In this study, we did not find a difference between Sham and Cast rats in the acquisition of cocaine self-administration at any dose (Figure 1). These results are consistent with previous studies in which there is no enhancement of sensitization to amphetamine in Cast males when testosterone was replaced (Forgie et al, 1994). There is also no significant difference between Cast and Sham males in sensitization to cocaine as indicated by cocaine-induced rotational behavior with repeated treatments of 5, 10, or 20 mg/kg (Hu et al, 2003). Therefore, testicular hormones (ie neither testosterone nor testosterone aromatized to estradiol) do not appear to play a role in sensitization to psychomotor stimulants or in cocaine self-administration.

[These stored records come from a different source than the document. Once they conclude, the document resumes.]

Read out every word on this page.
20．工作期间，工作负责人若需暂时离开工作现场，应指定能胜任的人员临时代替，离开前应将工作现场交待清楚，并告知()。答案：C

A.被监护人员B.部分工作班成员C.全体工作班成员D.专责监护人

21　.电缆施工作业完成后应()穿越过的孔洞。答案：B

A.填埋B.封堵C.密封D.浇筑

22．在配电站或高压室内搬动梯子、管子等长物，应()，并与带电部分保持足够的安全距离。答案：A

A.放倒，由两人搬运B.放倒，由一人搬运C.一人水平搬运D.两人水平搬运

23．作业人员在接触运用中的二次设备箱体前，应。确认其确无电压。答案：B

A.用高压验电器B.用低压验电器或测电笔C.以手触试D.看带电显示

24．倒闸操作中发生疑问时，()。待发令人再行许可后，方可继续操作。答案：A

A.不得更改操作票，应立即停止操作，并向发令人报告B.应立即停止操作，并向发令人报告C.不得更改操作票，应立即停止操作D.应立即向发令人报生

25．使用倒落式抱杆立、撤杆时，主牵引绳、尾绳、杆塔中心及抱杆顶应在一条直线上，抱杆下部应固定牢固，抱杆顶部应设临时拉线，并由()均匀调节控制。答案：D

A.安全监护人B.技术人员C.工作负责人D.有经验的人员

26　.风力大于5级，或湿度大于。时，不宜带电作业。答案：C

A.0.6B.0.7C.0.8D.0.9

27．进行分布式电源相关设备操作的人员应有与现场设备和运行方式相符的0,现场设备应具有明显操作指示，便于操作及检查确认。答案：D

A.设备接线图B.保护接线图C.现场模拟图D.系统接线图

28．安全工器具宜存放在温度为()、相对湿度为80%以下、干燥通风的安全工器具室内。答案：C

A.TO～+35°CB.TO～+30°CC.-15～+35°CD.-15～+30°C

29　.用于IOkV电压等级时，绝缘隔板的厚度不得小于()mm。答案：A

In conclusion, the intrinsic sex difference and the effects of circulating estradiol on cocaine self-administration behavior described here may be related to the growing evidence for sex differences in drug use and abuse in humans discussed above. Furthermore, the relative role of circulating estradiol vs intrinsic sex differences may vary depending on the stage in the addiction process. For example, the effects of estradiol might be especially important in facilitating the initial acquisition of a cocaine habit, but with sustained use, cocaine can disrupt and even block the normal menstrual cycle (Mello, 1995), which would lead to decreased levels of circulating estradiol. However, in such women, an intrinsic sex difference in brain organization may continue to render them vulnerable. It will be very important in future studies to delineate the exact neurobiological mechanisms responsible for sex differences in drug-related behaviors, at different phases of the addiction cycle, because these sex differences may require the development of sex-specific strategies for intervention and treatment.